Hi Jack, thanks for your response. We could look at using icd instead of dplyr to do the actual diagnosis grouping. Which function in icd would be used? We actually used to use a function from icd9 but the change to icd for icd10 caused us to use dply. Would be open to merging into the icd package if there is an equivalent to the dcast function in dplyr to further process the output of icd. Take care. @ekortemeier what do you think? you have used both packages I believe.
It is great to hear from everyone! I have looked at both packages, but ended up using 'cmshcc' for calculating risk scores (thanks for your help Andrew!). I wasn't able to figure out how to use the icd package to do what I wanted ; i.e., produce a risk score starting from a dataset with diagnosis information (including icd10 codes). That being said, I am not sure if the output from 'icd' would be suitable input for 'cmshcc'. I do think the icd_map_cc_hcc table could be very useful, I just wasn't sure how to utilize it.
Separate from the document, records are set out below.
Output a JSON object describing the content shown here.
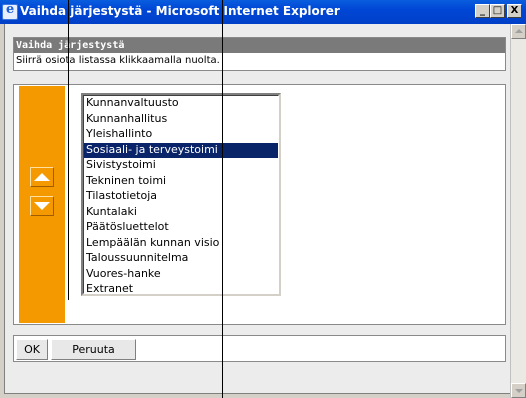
{
  "window": {
    "title": "Vaihda järjestystä - Microsoft Internet Explorer",
    "minimize_label": "_",
    "maximize_label": "□",
    "close_label": "X"
  },
  "header": {
    "title": "Vaihda järjestystä",
    "description": "Siirrä osiota listassa klikkaamalla nuolta."
  },
  "list": {
    "items": [
      "Kunnanvaltuusto",
      "Kunnanhallitus",
      "Yleishallinto",
      "Sosiaali- ja terveystoimi",
      "Sivistystoimi",
      "Tekninen toimi",
      "Tilastotietoja",
      "Kuntalaki",
      "Päätösluettelot",
      "Lempäälän kunnan visio",
      "Taloussuunnitelma",
      "Vuores-hanke",
      "Extranet"
    ],
    "selected_index": 3
  },
  "buttons": {
    "ok": "OK",
    "cancel": "Peruuta"
  },
  "colors": {
    "titlebar": "#0046d5",
    "accent_orange": "#f49a00",
    "selection": "#0a246a",
    "header_bar": "#7a7a7a"
  }
}
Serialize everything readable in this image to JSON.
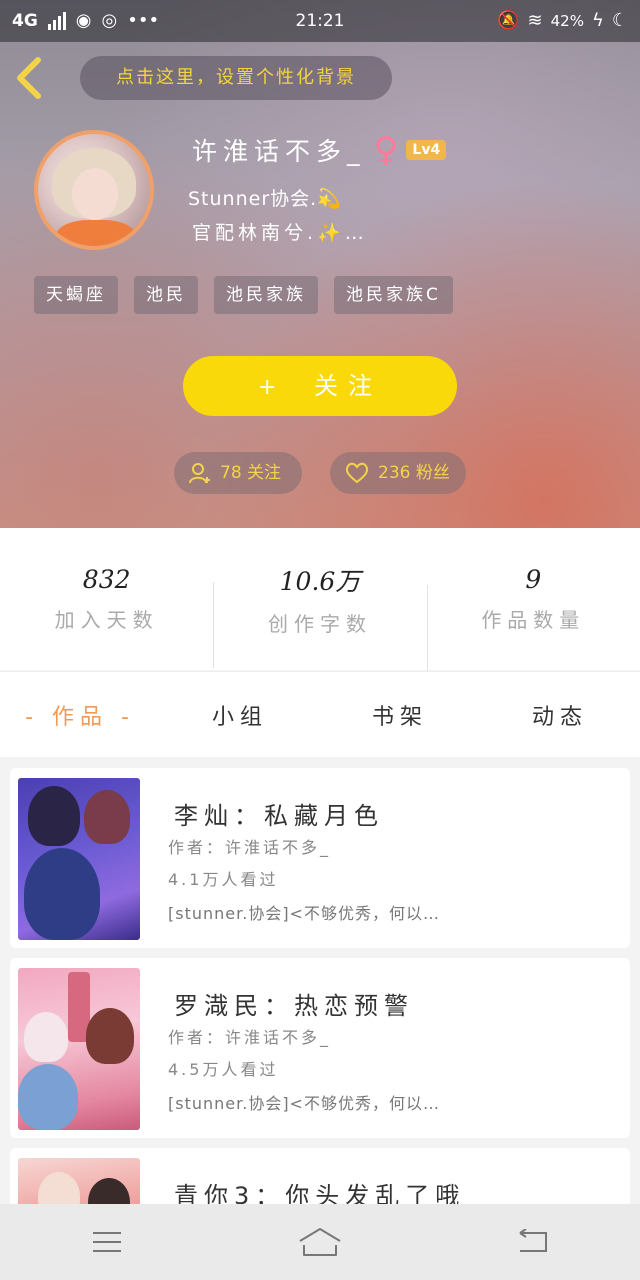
{
  "status_bar": {
    "network": "4G",
    "time": "21:21",
    "battery": "42%"
  },
  "header": {
    "bg_tip": "点击这里，设置个性化背景"
  },
  "profile": {
    "username": "许淮话不多_",
    "level": "Lv4",
    "bio_line1": "Stunner协会.💫",
    "bio_line2": "官配林南兮.✨…",
    "tags": [
      "天蝎座",
      "池民",
      "池民家族",
      "池民家族C"
    ],
    "follow_button": "关注",
    "following_label": "78 关注",
    "fans_label": "236 粉丝"
  },
  "stats": [
    {
      "value": "832",
      "label": "加入天数"
    },
    {
      "value": "10.6万",
      "label": "创作字数"
    },
    {
      "value": "9",
      "label": "作品数量"
    }
  ],
  "tabs": [
    {
      "label": "作品"
    },
    {
      "label": "小组"
    },
    {
      "label": "书架"
    },
    {
      "label": "动态"
    }
  ],
  "tab_active_marker": "- 作品 -",
  "works": [
    {
      "title": "李灿：私藏月色",
      "author": "作者：许淮话不多_",
      "views": "4.1万人看过",
      "desc": "[stunner.协会]<不够优秀，何以…"
    },
    {
      "title": "罗渽民：热恋预警",
      "author": "作者：许淮话不多_",
      "views": "4.5万人看过",
      "desc": "[stunner.协会]<不够优秀，何以…"
    },
    {
      "title": "青你3：你头发乱了哦",
      "author": "",
      "views": "",
      "desc": ""
    }
  ],
  "colors": {
    "accent_yellow": "#f9d90a",
    "active_tab": "#f09a56",
    "badge": "#f2b74a"
  }
}
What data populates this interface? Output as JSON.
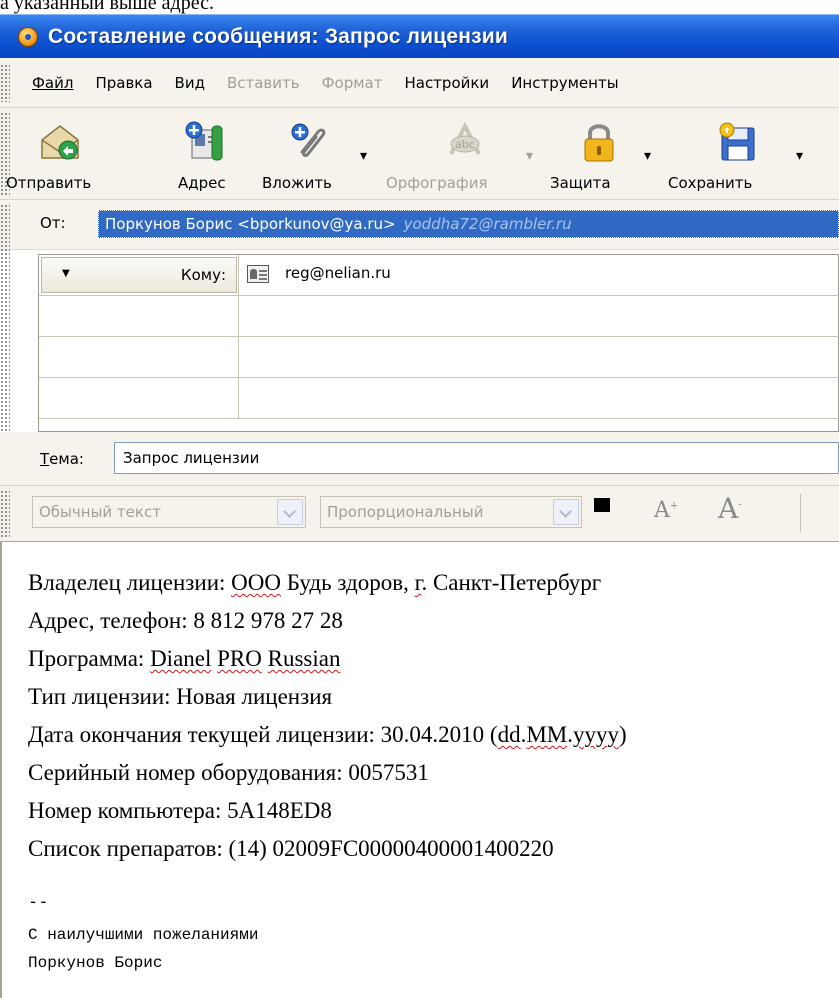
{
  "top_caption": "а указанный выше адрес.",
  "window": {
    "title": "Составление сообщения: Запрос лицензии"
  },
  "menu": {
    "file": "Файл",
    "edit": "Правка",
    "view": "Вид",
    "insert": "Вставить",
    "format": "Формат",
    "options": "Настройки",
    "tools": "Инструменты"
  },
  "toolbar": {
    "send": "Отправить",
    "address": "Адрес",
    "attach": "Вложить",
    "spelling": "Орфография",
    "security": "Защита",
    "save": "Сохранить"
  },
  "from": {
    "label": "От:",
    "value": "Поркунов Борис <bporkunov@ya.ru>",
    "alt_account": "yoddha72@rambler.ru"
  },
  "recipients": {
    "type_label": "Кому:",
    "address": "reg@nelian.ru"
  },
  "subject": {
    "label": "Тема:",
    "value": "Запрос лицензии"
  },
  "format_bar": {
    "paragraph_format": "Обычный текст",
    "font": "Пропорциональный"
  },
  "body": {
    "line1_prefix": "Владелец лицензии: ",
    "line1_ooo": "ООО",
    "line1_mid": " Будь здоров, ",
    "line1_g": "г",
    "line1_end": ". Санкт-Петербург",
    "line2": "Адрес, телефон: 8 812 978 27 28",
    "line3_prefix": "Программа: ",
    "line3_w1": "Dianel",
    "line3_w2": "PRO",
    "line3_w3": "Russian",
    "line4": "Тип лицензии: Новая лицензия",
    "line5_prefix": "Дата окончания текущей лицензии: 30.04.2010 (",
    "line5_dd": "dd",
    "line5_dot": ".",
    "line5_mm": "MM",
    "line5_dot2": ".",
    "line5_yyyy": "yyyy",
    "line5_end": ")",
    "line6": "Серийный номер оборудования: 0057531",
    "line7": "Номер компьютера: 5A148ED8",
    "line8": "Список препаратов: (14) 02009FC00000400001400220",
    "sig_dash": "--",
    "sig_line1": "С наилучшими пожеланиями",
    "sig_line2": "Поркунов Борис"
  },
  "icons": {
    "send": "send-envelope-icon",
    "address": "address-book-icon",
    "attach": "paperclip-icon",
    "spelling": "spellcheck-icon",
    "security": "padlock-icon",
    "save": "floppy-disk-icon"
  }
}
Hope that helps!
@healthactuary icd_comorbid (and the family of related functions, such as icd9_comorbid_elix) should work.
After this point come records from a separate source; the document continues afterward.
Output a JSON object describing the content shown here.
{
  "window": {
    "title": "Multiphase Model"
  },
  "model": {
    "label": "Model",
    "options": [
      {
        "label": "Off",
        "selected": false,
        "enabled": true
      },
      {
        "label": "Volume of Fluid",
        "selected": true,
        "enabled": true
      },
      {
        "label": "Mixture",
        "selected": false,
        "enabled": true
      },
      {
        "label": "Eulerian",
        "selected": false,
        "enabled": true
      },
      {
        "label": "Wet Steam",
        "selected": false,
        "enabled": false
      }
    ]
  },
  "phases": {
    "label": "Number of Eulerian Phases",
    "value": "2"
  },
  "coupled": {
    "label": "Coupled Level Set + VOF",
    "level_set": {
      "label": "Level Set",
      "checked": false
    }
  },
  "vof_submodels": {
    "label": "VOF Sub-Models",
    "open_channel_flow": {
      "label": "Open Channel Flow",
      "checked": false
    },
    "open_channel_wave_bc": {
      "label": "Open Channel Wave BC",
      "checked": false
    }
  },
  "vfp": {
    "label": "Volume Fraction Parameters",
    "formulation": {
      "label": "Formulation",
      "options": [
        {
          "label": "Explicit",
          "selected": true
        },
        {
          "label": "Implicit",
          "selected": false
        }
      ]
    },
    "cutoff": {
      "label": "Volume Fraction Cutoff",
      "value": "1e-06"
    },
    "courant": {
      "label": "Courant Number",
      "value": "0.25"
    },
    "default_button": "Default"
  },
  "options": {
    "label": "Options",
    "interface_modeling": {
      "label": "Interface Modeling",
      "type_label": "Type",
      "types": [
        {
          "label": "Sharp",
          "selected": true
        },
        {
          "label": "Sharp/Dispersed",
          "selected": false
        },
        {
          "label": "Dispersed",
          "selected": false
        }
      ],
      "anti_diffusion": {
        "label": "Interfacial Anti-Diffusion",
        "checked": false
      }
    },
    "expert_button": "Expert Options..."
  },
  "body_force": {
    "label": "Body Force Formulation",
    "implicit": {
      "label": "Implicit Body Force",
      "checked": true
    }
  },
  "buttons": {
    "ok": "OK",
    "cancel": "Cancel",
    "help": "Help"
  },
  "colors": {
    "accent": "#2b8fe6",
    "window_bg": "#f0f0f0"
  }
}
I'm about to release a big new update which will dramatically improve performance on big data using matrix algebra. It will also use function names like comorbid_elix
instead of the previous icd_comorbid_elix
, but you can continue to use the previous function names.
And @ekortemeier - keep in touch: if you're working with ICD codes, then the community here can offer advice, and possibly extend icd
if you want it to do something useful.
(closing this issue as it was implemented a while ago by @anobel - thanks!)
Hi, all, following up with this. @healthactuary just reread your comment: " Would be open to merging into the icd package if there is an equivalent to the dcast function in dplyr to further process the output of icd."
Would you please be able to give some example code using dplyr? Then I can see how this could work with icd
.
Hi @jackwasey. Thanks for your response and sorry for the delay! The "get_hcc_grid" function in the cmshcc package uses dplyr > dcast to essentially just pivot the mapped HCC codes into columnar form. Then the HCC columns are manipulated to perform the hierarchy and interaction factors. Do you think that there is a function in the ICD package that would take a long-format combination of Medicare beneficiary ID and HCC codes to a unique row with Medicare ID as the primary key and HCC codes as columns. The mapping of ICD-10 diagnoses to the condition categories (CC's) is done using a merge.
get_hcc_grid <- function(PERSON, DIAG, cmshcc_map) { dummy_HCC_DIAG <- data.frame(HICNO="DUMMY", DX=cmshcc_map$DX, stringsAsFactors=FALSE) dummy_PERSON_DIAG <- data.frame(HICNO=PERSON$HICNO, DX="DUMMY", stringsAsFactors=FALSE) DIAG <- rbind(DIAG, dummy_HCC_DIAG, dummy_PERSON_DIAG) # ensures that all HCC columns appear in the grid merge_df <- merge(DIAG, cmshcc_map, by = "DX") merge_df$DX <- NULL merge_df <- distinct(merge_df) merge_df$indicator <- 1 hcc_grid <- dcast(merge_df, HICNO ~ CMSHCC, value.var="indicator", fill=0) hcc_grid <- subset(hcc_grid, HICNO!="DUMMY") hcc_grid$DUMMY <- NULL hcc_grid }
I don't use hierarchical condition codes myself. Would you please be able to give an examples of one input and expected output data frames?
http://www.cms.gov/Medicare/Health-Plans/MedicareAdvtgSpecRateStats/Risk-Adjustors.html
assigns ICD-9 codes to HCC codes, but also needs age and gender inputs. many:many mapping, but should still be able to map from set of ICD-9 codes for an individual to a set of HCC codes (which could be considered comorbidities).